Monday, June 25, 2012

Memories of my father

Father's Day, 2012

Although I don't need a reason, Father's Day provided an opportunity for some reflections on my father, Tom Blaine.

I can remember that as a very young kid and I'd ask him what he was doing, his answer was "Flying a Kite".


My youth impression of dad was he was a humorless man; maybe that's why I can remember the first time I heard him tell a "joke'.  We were at a church potluck and I heard dad say to someone  "Pass the Moo juice".


As a young kid, I was never really aware of family finances; now I realize that raising three children on a postal worker's salary was probably a challenge, which is why he had different part time jobs.   For a while he worked at a postal sub-station that was located at Brady's pharmacy on the corner of Cherry St. and Simmons St.  He mainly worked in the evenings.  He was working the night the Galesburg Post Office burned down (1958), and he called home shortly after the first started. Even though it was night,  Mom took the three of us kids downtown, and we watched the library building consumed by fire while sitting on the front steps of the Central Congregational Church.

A summer job that dad always worked during one of his vacation weeks was at the the Knox County Fair.  One summer when I was maybe 12,  he took me to the fair for the whole day that he worked selling parking lot tickets.  While he worked, I had free reign to wander the fair grounds and the displays.  I just had to stop in and see him periodically.  At night we went to the stock car races.  It was certainly took  a lot of glitter out of going to any fair in the future.

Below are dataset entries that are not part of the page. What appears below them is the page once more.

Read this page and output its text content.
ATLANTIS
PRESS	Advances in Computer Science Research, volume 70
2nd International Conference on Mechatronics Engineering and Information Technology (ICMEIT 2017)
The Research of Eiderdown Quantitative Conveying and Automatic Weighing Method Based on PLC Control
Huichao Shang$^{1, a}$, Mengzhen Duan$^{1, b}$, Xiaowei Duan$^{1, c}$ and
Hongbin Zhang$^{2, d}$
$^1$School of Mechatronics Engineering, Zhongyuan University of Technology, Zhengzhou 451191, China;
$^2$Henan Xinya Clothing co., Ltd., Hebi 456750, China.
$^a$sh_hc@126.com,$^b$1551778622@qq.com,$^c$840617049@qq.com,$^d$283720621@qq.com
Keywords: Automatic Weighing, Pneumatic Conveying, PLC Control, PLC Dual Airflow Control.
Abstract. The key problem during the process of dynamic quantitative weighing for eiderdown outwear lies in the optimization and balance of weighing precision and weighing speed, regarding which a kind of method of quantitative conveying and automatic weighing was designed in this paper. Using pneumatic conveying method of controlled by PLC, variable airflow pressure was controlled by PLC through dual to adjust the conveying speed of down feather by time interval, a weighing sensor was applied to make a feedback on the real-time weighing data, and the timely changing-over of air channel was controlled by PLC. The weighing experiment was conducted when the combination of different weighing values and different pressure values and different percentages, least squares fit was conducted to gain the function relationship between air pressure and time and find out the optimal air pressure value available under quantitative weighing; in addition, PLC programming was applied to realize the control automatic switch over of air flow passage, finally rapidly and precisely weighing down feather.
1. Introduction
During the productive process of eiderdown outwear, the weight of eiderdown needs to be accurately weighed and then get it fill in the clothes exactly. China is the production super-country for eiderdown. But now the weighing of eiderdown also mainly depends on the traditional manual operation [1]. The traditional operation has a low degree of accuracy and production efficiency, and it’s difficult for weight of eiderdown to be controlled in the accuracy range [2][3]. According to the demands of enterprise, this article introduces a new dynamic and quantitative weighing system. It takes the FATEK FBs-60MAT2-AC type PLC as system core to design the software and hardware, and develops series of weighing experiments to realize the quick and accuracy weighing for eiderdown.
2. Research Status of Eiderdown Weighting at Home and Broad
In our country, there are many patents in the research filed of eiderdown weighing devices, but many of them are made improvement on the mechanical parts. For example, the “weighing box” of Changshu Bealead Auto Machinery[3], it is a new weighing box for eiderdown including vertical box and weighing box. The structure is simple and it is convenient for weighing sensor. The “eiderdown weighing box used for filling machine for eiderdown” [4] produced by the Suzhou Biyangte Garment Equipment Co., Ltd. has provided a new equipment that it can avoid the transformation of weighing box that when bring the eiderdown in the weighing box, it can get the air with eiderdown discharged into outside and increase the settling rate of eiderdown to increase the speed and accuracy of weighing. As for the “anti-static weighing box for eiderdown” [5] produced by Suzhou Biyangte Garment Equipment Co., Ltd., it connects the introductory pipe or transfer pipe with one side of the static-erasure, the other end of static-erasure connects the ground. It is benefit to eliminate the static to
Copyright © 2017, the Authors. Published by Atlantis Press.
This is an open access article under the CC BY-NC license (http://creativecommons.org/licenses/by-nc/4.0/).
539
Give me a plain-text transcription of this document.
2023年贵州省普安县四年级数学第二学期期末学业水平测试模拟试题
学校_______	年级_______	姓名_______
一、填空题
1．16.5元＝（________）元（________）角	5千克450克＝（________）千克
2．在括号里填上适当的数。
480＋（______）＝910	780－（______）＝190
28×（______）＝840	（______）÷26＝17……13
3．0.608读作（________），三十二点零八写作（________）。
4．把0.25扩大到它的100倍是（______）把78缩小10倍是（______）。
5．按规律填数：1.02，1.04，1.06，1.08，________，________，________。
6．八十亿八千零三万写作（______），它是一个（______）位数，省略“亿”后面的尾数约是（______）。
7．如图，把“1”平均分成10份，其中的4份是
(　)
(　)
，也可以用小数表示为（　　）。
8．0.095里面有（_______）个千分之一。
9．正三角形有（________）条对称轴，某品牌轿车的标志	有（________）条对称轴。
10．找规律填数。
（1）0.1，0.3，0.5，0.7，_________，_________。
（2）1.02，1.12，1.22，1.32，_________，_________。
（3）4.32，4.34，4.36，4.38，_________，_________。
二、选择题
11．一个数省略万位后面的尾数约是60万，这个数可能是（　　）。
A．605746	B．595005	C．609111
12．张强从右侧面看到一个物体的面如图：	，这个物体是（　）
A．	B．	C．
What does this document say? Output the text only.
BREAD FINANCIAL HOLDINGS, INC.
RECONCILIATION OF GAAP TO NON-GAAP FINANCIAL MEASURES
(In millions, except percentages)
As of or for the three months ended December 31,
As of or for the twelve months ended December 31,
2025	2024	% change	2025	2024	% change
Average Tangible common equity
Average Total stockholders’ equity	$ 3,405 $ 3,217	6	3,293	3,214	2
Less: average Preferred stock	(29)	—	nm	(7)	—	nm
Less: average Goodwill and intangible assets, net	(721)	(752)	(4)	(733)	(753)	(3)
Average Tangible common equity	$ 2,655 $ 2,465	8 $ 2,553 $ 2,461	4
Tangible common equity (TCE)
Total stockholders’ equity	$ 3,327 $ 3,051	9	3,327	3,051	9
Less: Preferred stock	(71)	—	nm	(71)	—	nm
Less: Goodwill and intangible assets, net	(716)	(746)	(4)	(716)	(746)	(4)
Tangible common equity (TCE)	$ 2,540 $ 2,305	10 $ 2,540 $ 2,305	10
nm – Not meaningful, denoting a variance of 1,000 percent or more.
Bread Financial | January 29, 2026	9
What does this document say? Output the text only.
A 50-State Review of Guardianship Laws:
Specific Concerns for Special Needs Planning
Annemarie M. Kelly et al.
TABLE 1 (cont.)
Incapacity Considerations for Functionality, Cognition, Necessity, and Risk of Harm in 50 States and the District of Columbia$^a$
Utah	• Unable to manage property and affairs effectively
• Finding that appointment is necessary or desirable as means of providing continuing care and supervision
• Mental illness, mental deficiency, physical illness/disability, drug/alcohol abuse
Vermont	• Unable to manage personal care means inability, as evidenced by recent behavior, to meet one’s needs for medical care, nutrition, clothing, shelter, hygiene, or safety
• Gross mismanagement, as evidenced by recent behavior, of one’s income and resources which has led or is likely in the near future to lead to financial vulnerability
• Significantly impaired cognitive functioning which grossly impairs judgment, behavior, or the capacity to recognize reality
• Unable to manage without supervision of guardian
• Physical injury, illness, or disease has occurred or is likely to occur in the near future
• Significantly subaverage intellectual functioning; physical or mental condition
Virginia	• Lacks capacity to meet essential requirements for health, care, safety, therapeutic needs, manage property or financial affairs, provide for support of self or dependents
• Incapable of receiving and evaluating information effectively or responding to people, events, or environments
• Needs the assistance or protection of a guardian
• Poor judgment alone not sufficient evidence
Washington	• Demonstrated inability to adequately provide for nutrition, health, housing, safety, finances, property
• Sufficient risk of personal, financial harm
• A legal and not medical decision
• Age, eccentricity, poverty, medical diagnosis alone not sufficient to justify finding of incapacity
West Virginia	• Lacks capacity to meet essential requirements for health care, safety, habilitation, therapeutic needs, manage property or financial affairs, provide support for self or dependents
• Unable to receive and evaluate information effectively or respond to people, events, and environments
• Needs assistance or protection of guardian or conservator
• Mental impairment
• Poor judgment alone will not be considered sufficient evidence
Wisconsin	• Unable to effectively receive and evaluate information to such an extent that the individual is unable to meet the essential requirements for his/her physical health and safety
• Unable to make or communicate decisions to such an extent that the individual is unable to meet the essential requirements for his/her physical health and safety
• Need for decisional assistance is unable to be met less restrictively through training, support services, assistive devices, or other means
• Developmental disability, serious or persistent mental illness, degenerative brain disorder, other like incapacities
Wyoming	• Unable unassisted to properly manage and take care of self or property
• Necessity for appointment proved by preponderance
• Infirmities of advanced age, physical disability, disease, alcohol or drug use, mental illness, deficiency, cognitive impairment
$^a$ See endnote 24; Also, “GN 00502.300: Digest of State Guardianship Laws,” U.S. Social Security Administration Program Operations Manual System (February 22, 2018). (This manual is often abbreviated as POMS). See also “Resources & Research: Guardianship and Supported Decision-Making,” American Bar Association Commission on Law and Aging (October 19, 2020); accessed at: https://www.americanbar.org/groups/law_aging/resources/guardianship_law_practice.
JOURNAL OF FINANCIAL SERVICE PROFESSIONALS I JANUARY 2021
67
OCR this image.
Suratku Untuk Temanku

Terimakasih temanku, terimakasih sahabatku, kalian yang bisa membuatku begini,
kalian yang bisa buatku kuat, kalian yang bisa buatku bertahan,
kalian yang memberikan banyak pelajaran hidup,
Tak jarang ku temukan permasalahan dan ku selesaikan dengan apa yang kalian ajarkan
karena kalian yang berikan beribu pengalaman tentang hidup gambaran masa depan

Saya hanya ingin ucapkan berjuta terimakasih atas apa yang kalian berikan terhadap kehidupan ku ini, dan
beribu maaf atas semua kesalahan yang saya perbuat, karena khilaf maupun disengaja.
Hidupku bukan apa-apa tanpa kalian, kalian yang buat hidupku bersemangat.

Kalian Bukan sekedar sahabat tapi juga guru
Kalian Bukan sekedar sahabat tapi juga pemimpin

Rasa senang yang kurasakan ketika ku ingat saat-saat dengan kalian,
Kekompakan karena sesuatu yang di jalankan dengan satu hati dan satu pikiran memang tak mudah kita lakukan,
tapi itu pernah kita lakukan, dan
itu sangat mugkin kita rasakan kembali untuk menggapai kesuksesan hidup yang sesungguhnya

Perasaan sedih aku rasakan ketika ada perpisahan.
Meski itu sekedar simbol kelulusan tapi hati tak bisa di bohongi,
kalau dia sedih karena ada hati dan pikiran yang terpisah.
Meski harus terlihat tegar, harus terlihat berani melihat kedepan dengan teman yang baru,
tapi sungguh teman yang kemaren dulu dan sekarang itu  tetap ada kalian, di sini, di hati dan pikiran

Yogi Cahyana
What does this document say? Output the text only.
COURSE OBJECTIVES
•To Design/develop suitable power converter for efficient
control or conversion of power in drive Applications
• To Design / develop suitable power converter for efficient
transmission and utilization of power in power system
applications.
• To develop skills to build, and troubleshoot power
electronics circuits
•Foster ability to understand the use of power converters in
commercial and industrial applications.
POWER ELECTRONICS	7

Another part time job that he had was that he would go up to Chicago and drive back new cars for a dealership in town.  This again provided me a special experience when I accompanied on one trip.  We rode the train up, took a cab over to the downtown car dealership  and drove the car back.  The train trip up was special, and I had never ridden in a cab before and then the drive back to Galesburg.

Dad was a reader.  But his favorite read was the Condensed Books put out by Reader's Digest.  He subscribed to the Reader's Digest magazine, and we also got the monthly condensed books.  He was the speller in the family; if any of us kids needed to know how to spell anything, we'd ask dad.  Clearly the spelling gene was one that I didn't inherit.

He's been gone 10 plus years now, but a parent's influence never dies.